Recently I received a badly spelled note from the person who has been delivering my newspaper. She is leaving the area to be closer to family, and thanked me for allowing her to be of service for five years. I haven’t been able to get her out of my mind: The Invisible Woman. I did not know her. I did not even think about her. I never saw her, nor did I ever wonder who had made the paper appear on the step every day. I am somewhat dismayed at my lack of curiosity or concern. I am the CEO of a charitable institution. I have worked in and volunteered in the nonprofit sector nearly all of my life. I have believed myself to be a caring individual. And yet, this woman provided a needed service, came to my door on a daily basis, and I never gave her a thought.
How many Invisible People make my life better? There are those who do the dishes and sweep the floors at the restaurants I frequent. There are those who stock the grocery shelves and those who grow the vegetables I enjoy. Some construct the clothes I wear. There are those who transcribe my doctor’s notes, who worked on the line that produced my beloved Ford, and those who provide childcare to my friends’ babies so they can work. Now that the dam has broken, I could go on for days listing all the people I don’t know but who are important to my life. Do they make a living wage? Do they have medical care or health insurance? Do they have a roof and a cool place to rest on a hot day?

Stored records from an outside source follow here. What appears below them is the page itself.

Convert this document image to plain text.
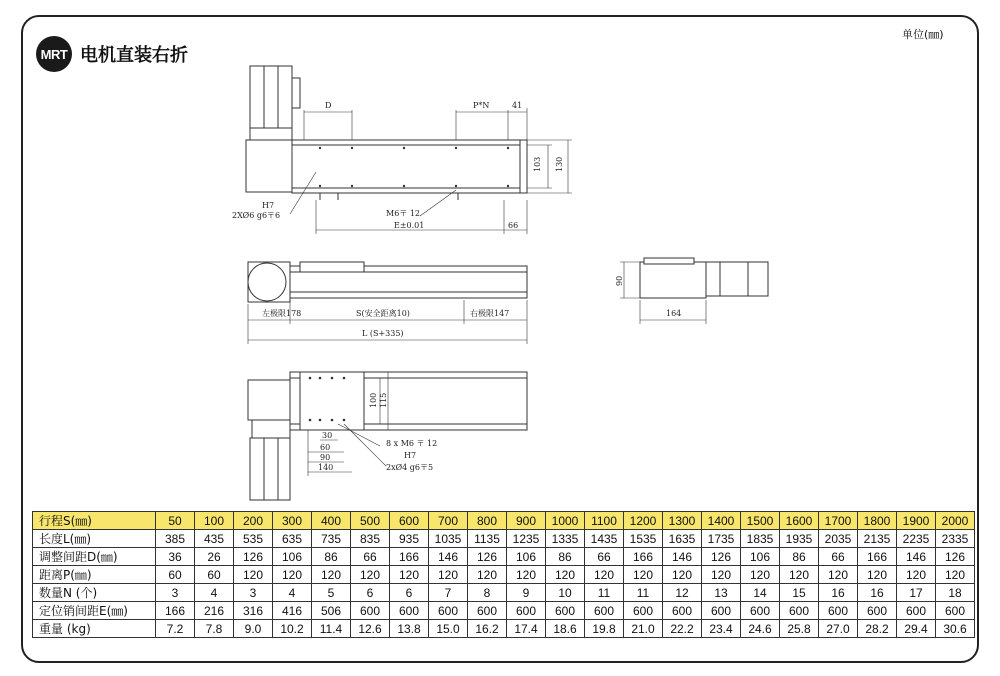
MRT 电机直装右折
单位(㎜)
D	P*N	41
103 130
H7
2XØ6 g6〒6	M6〒 12
E±0.01	66
左极限178	S(安全距离10)	右极限147
L (S+335)
90
164
100 115
30
60
90
140
8 x M6 〒 12
H7
2xØ4 g6〒5
行程S(㎜)	50	100	200	300	400	500	600	700	800	900	1000	1100	1200	1300	1400	1500	1600	1700	1800	1900	2000
长度L(㎜)	385	435	535	635	735	835	935	1035	1135	1235	1335	1435	1535	1635	1735	1835	1935	2035	2135	2235	2335
调整间距D(㎜)	36	26	126	106	86	66	166	146	126	106	86	66	166	146	126	106	86	66	166	146	126
距离P(㎜)	60	60	120	120	120	120	120	120	120	120	120	120	120	120	120	120	120	120	120	120	120
数量N (个)	3	4	3	4	5	6	6	7	8	9	10	11	11	12	13	14	15	16	16	17	18
定位销间距E(㎜)	166	216	316	416	506	600	600	600	600	600	600	600	600	600	600	600	600	600	600	600	600
重量 (kg)	7.2	7.8	9.0	10.2	11.4	12.6	13.8	15.0	16.2	17.4	18.6	19.8	21.0	22.2	23.4	24.6	25.8	27.0	28.2	29.4	30.6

I challenge us all to consider the connectedness of humankind, and the many that touch our lives without our giving them a second thought. What can we do to assure that their labors are appreciated? By supporting the nonprofits that provide service to the underserved, we are at least making an attempt to do something to deserve the blessings their hard work provides to us.
Support some of the many fine nonprofits in the area, including your Community Foundation. We use our knowledge of the sector to make grants to solid organizations doing good work. And in the future, when we do so, I’ll be considering the Invisible Woman, and many others like her. Her work may be an everyday matter, but supporting those who may be helping her is one way to make EVERY DAY MATTER.